Michael Wolff, author of the bombshell bestseller Fire and Fury, once again takes us inside the Trump presidency to reveal a White House under siege. Just one year into Donald Trump's term as president, Michael Wolff told the electrifying story of a White House consumed by controversy, chaos and intense rivalries. Fire and Fury, an instant sensation, defined the first phase of the Trump administration; now, in Siege, Wolff has written an equally essential and explosive book about a presidency that is under fire from almost every side. At the outset of Trump's second year as president, his situation is profoundly different.
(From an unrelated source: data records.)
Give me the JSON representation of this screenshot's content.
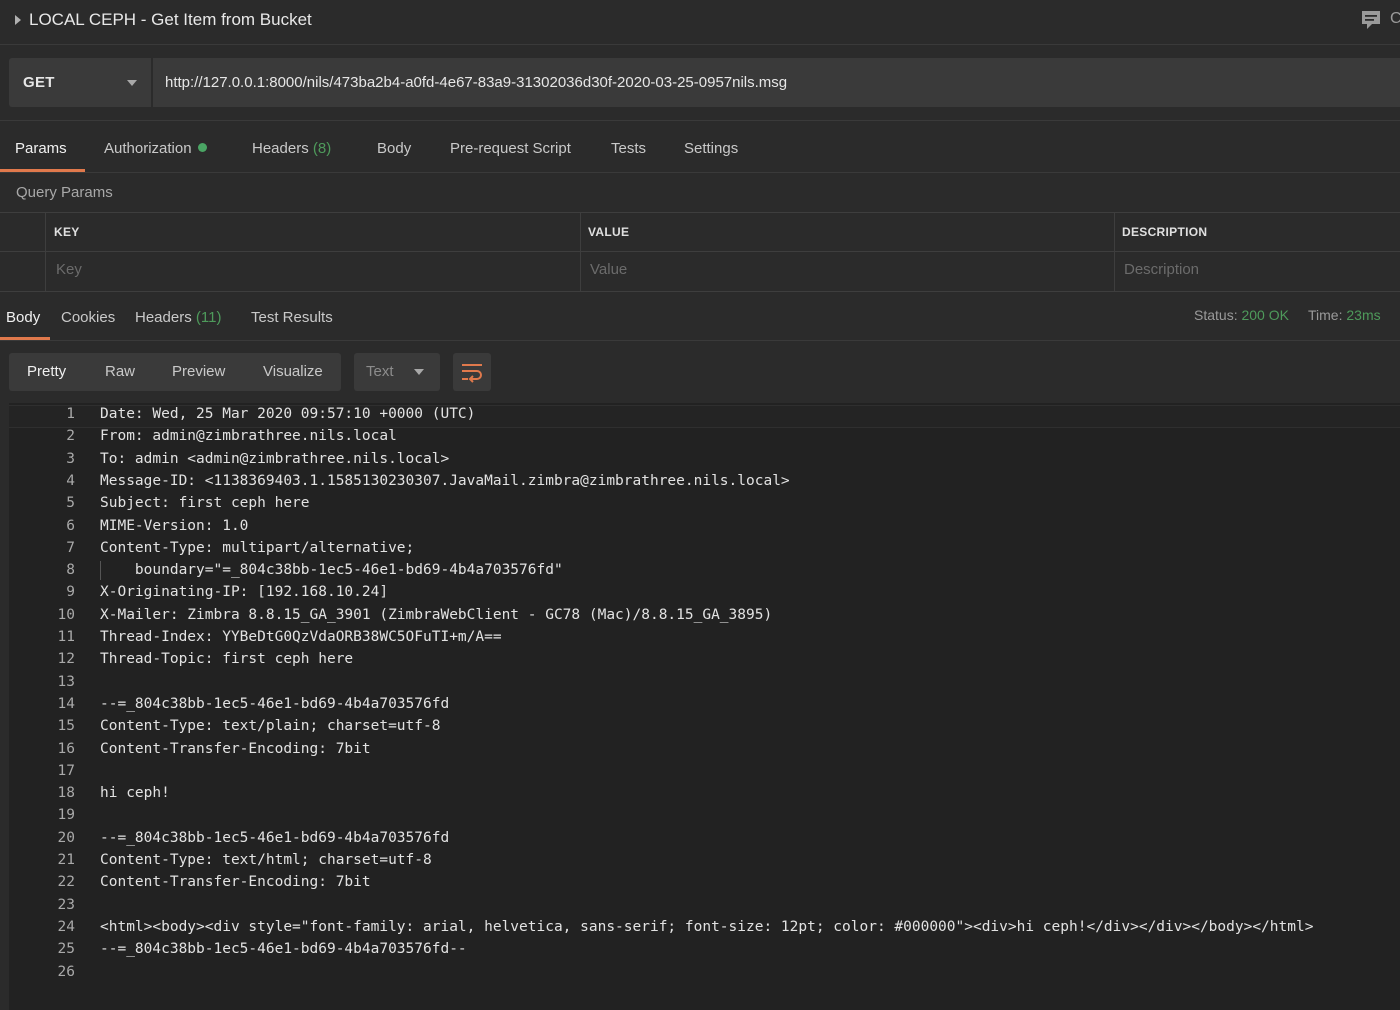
{
  "title": {
    "request_name": "LOCAL CEPH - Get Item from Bucket",
    "trailing_text": "C"
  },
  "request": {
    "method": "GET",
    "url": "http://127.0.0.1:8000/nils/473ba2b4-a0fd-4e67-83a9-31302036d30f-2020-03-25-0957nils.msg"
  },
  "request_tabs": {
    "params": "Params",
    "authorization": "Authorization",
    "headers": "Headers",
    "headers_count": "(8)",
    "body": "Body",
    "prerequest": "Pre-request Script",
    "tests": "Tests",
    "settings": "Settings"
  },
  "query_params": {
    "title": "Query Params",
    "columns": {
      "key": "KEY",
      "value": "VALUE",
      "description": "DESCRIPTION"
    },
    "placeholders": {
      "key": "Key",
      "value": "Value",
      "description": "Description"
    }
  },
  "response_tabs": {
    "body": "Body",
    "cookies": "Cookies",
    "headers": "Headers",
    "headers_count": "(11)",
    "test_results": "Test Results"
  },
  "response_status": {
    "status_label": "Status:",
    "status_value": "200 OK",
    "time_label": "Time:",
    "time_value": "23ms"
  },
  "view_options": {
    "pretty": "Pretty",
    "raw": "Raw",
    "preview": "Preview",
    "visualize": "Visualize",
    "format": "Text"
  },
  "colors": {
    "accent": "#e0794c",
    "status_green": "#4e9a5b",
    "auth_dot": "#4aa564"
  },
  "response_body": {
    "lines": [
      "Date: Wed, 25 Mar 2020 09:57:10 +0000 (UTC)",
      "From: admin@zimbrathree.nils.local",
      "To: admin <admin@zimbrathree.nils.local>",
      "Message-ID: <1138369403.1.1585130230307.JavaMail.zimbra@zimbrathree.nils.local>",
      "Subject: first ceph here",
      "MIME-Version: 1.0",
      "Content-Type: multipart/alternative;",
      "    boundary=\"=_804c38bb-1ec5-46e1-bd69-4b4a703576fd\"",
      "X-Originating-IP: [192.168.10.24]",
      "X-Mailer: Zimbra 8.8.15_GA_3901 (ZimbraWebClient - GC78 (Mac)/8.8.15_GA_3895)",
      "Thread-Index: YYBeDtG0QzVdaORB38WC5OFuTI+m/A==",
      "Thread-Topic: first ceph here",
      "",
      "--=_804c38bb-1ec5-46e1-bd69-4b4a703576fd",
      "Content-Type: text/plain; charset=utf-8",
      "Content-Transfer-Encoding: 7bit",
      "",
      "hi ceph!",
      "",
      "--=_804c38bb-1ec5-46e1-bd69-4b4a703576fd",
      "Content-Type: text/html; charset=utf-8",
      "Content-Transfer-Encoding: 7bit",
      "",
      "<html><body><div style=\"font-family: arial, helvetica, sans-serif; font-size: 12pt; color: #000000\"><div>hi ceph!</div></div></body></html>",
      "--=_804c38bb-1ec5-46e1-bd69-4b4a703576fd--",
      ""
    ]
  }
}
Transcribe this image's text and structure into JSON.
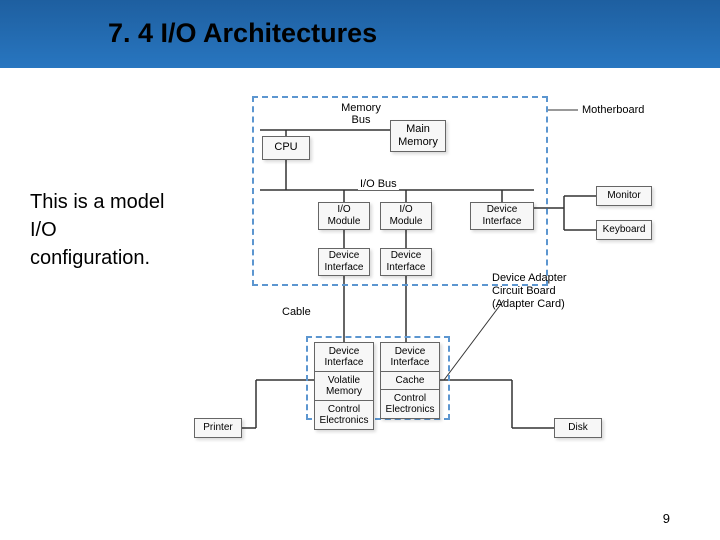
{
  "title": "7. 4 I/O Architectures",
  "side_text": "This is a model I/O configuration.",
  "page_number": "9",
  "diagram": {
    "boxes": {
      "cpu": "CPU",
      "main_memory": "Main\nMemory",
      "io_module_1": "I/O\nModule",
      "io_module_2": "I/O\nModule",
      "dev_if_1": "Device\nInterface",
      "dev_if_2": "Device\nInterface",
      "dev_if_right": "Device\nInterface",
      "monitor": "Monitor",
      "keyboard": "Keyboard",
      "printer": "Printer",
      "disk": "Disk"
    },
    "stacks": {
      "left": [
        "Device\nInterface",
        "Volatile\nMemory",
        "Control\nElectronics"
      ],
      "right": [
        "Device\nInterface",
        "Cache",
        "Control\nElectronics"
      ]
    },
    "labels": {
      "memory_bus": "Memory\nBus",
      "io_bus": "I/O Bus",
      "motherboard": "Motherboard",
      "cable": "Cable",
      "adapter_card": "Device Adapter\nCircuit Board\n(Adapter Card)"
    }
  }
}
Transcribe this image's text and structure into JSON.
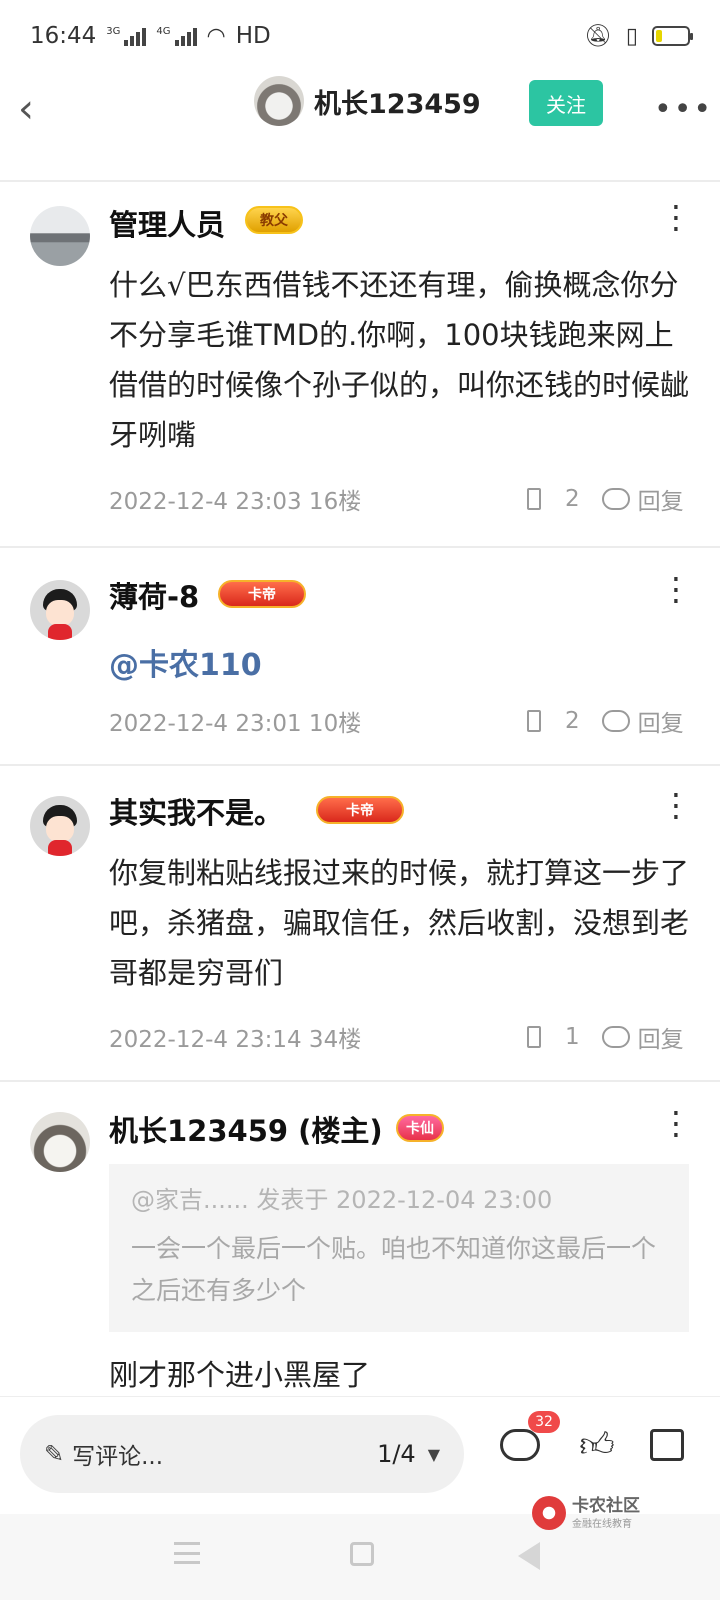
{
  "status_bar": {
    "time": "16:44",
    "network1": "3G",
    "network2": "4G",
    "wifi_label": "HD",
    "icons": [
      "signal-icon",
      "wifi-icon",
      "mute-icon",
      "vibrate-icon",
      "battery-icon"
    ]
  },
  "header": {
    "author_name": "机长123459",
    "follow_label": "关注",
    "more_label": "•••"
  },
  "comments": [
    {
      "name": "管理人员",
      "badge": "教父",
      "text": "什么√巴东西借钱不还还有理，偷换概念你分不分享毛谁TMD的.你啊，100块钱跑来网上借借的时候像个孙子似的，叫你还钱的时候龇牙咧嘴",
      "meta": "2022-12-4 23:03  16楼",
      "likes": "2",
      "reply_label": "回复"
    },
    {
      "name": "薄荷-8",
      "badge": "卡帝",
      "mention": "@卡农110",
      "meta": "2022-12-4 23:01  10楼",
      "likes": "2",
      "reply_label": "回复"
    },
    {
      "name": "其实我不是。",
      "badge": "卡帝",
      "text": "你复制粘贴线报过来的时候，就打算这一步了吧，杀猪盘，骗取信任，然后收割，没想到老哥都是穷哥们",
      "meta": "2022-12-4 23:14  34楼",
      "likes": "1",
      "reply_label": "回复"
    },
    {
      "name": "机长123459 (楼主)",
      "badge": "卡仙",
      "quote_head": "@家吉...... 发表于 2022-12-04 23:00",
      "quote_body": "一会一个最后一个贴。咱也不知道你这最后一个之后还有多少个",
      "text": "刚才那个进小黑屋了"
    }
  ],
  "bottom_bar": {
    "write_label": "写评论...",
    "page": "1/4",
    "comment_count": "32"
  },
  "watermark": {
    "title": "卡农社区",
    "subtitle": "金融在线教育"
  },
  "colors": {
    "accent": "#2cc5a2",
    "mention": "#4a6fa5",
    "badge_red": "#f04a4a"
  }
}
No longer tempered by experienced advisers, he is more impulsive and volatile than ever. But the wheels of justice are inexorably turning: Robert Mueller's 'witch hunt' haunts Trump every day, and other federal prosecutors are taking a deep dive into his business affairs. Many in the political establishment - even some members of his own administration - have turned on him and are dedicated to bringing him down. The Democrats see victory at the polls, and perhaps impeachment, in front of them. Trump, meanwhile, is certain he is invincible, making him all the more exposed and vulnerable. Week by week, as Trump becomes increasingly erratic, the question that lies at the heart of his tenure becomes ever more urgent: Will this most abnormal of presidencies at last reach the breaking point and implode? Both a riveting narrative and a brilliant front-lines report, Siege provides an alarming and indelible portrait of a president like no other. Surrounded by enemies and blind to his peril, Trump is a raging, self-destructive inferno ? and the most divisive leader in American history.